28th president of AEK Athens
- In office 13 June 1988 – 12 May 1991
- Preceded by: Kostas Generakis
- Succeeded by: Kostas Angelopoulos

Personal details
- Born: 1941 (age 84–85) Athens, Greece
- Occupation: Entrepreneur
- Known for: President of AEK Athens F.C.

Association football career
- Full name: Efstratios Gidopoulos
- Position: Goalkeeper

Senior career*
- Years: Team / Apps / (Gls)
- 1959–1960: Apollon Athens / 4 / (0)
- 1960: OFI
- –1970: Olympiacos Volos
- Asteras Exarchion

= Stratos Gidopoulos =

Greek businessman

Stratos Gidopoulos (Στράτος Γιδόπουλος; born in 1941) is a Greek former footballer, sports agent and nightclub entrepreneur.

==Football career==
As a footballer, Gidopoulos played as a goalkeeper. One of the highlights of his career was his participation in the senior team of Apollon Athens, which played in the first championship of Alpha Ethniki and finished in 4th place behind the champion Panathinaikos, AEK Athens and Olympiacos. He also played for OFI and Olympiacos Volos, while towards the end of his football career he played for Asteras Exarchion in the Athenian championships.

==Nightclub ownership==
He rose to prominence in the 1980s as the owner of large beach nightclubs in the southern suburbs of Athens (the newspapers called him "Lord of the Night"), the most famous of which was "Archipelagos", where many government officials also frequented.

==Sport's official==

===President of AEK Athens===
Gidopoulos is mainly known for his tenure as administrative leader and president of AEK Athens under Andreas Zafiropoulos ownership. In June 1988, Zafiropoulos stepped down of the presidency from the club, with the majority of the fans against him and handed over to him. He was the one who brought Dušan Bajević as the team's coach, and essentially began the second golden era of the yellow-blacks. With Gidopoulos at the wheel, AEK returned to the titles, winning the 1989 championship, while he was beloved to the fans and was seriously considered by the opponents as a factor, since he played a catalytic role in changing the climate in the administrative sector. The following season under his presidency the club won the 1989 Greek Super Cup and the Greek League Cup. He was responsible for major signings such as Mirosław Okoński, Antonis Minou, Toni Savevski and Daniel Batista. In the summer of 1991 as Zafiropoulos was not able to bare the financial weight of the club and since he didn't have any shares and at the request of the organized fans, he departed from the management of AEK. As a result, the Court of First Instance chose a temporary administration led by Kostas Generakis.

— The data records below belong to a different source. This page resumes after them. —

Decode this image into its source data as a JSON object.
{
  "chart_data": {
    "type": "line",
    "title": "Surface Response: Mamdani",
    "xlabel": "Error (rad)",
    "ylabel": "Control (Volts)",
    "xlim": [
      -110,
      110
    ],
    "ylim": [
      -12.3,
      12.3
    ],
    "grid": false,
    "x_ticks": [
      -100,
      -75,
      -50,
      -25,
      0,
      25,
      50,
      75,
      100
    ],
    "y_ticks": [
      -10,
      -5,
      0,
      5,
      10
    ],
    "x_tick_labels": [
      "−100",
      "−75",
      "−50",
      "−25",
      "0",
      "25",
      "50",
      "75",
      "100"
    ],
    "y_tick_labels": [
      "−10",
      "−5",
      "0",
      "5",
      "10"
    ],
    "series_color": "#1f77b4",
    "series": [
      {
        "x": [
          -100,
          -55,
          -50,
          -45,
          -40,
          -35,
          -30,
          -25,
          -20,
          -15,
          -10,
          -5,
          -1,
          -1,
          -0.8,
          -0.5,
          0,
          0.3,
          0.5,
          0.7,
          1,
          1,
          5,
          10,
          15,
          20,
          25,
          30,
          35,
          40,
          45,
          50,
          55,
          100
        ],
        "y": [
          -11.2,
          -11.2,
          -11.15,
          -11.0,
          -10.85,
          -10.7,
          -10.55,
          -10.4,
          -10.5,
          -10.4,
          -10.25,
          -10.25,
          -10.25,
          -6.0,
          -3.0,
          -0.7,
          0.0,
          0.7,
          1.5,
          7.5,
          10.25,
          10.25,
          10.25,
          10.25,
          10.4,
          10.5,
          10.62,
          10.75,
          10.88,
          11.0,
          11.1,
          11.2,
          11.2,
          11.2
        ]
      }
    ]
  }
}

===Involvement in other clubs===
His involvement with the administration of AEK, did not prevent him from enacting with other clubs as well, later on. He became the president of Panionios for a short period in 1996 and in July 1999 he took over as the captain of the football department at PAOK. In 2008 he took the wheel as the president of third-tier club, Niki Volos for 3 years and in 2014 he was appointed as the executive director at Apollon Smyrnis.

==Political affiliations==
Gidopoulos was also known for his political activity as a PASOK executive, as he was a close friend of the MP and minister Evangelos Yannopoulos, who also frequented his nightclubs. Giannopoulos had promised him that he would put him on the PASOK ballot in the Athens B for the elections of November 1989, but he met with strong resistance from members of the PASOK Executive Bureau, and Gidopoulos was eventually "cut" from the lists of parliamentary candidates. Gidopoulos himself stated on the issue on November 6, immediately after the elections: "I told them in the Executive Office: put me on the ballot to bring two more seats to Andreas, and I'll sign a paper saying that the next day I'm resigning! I don't want to be an MP, I'm happy being president of AEK. They didn't want to. What should we do, it doesn't matter, as long as we did well. AEK is doing well, PASOK is the same."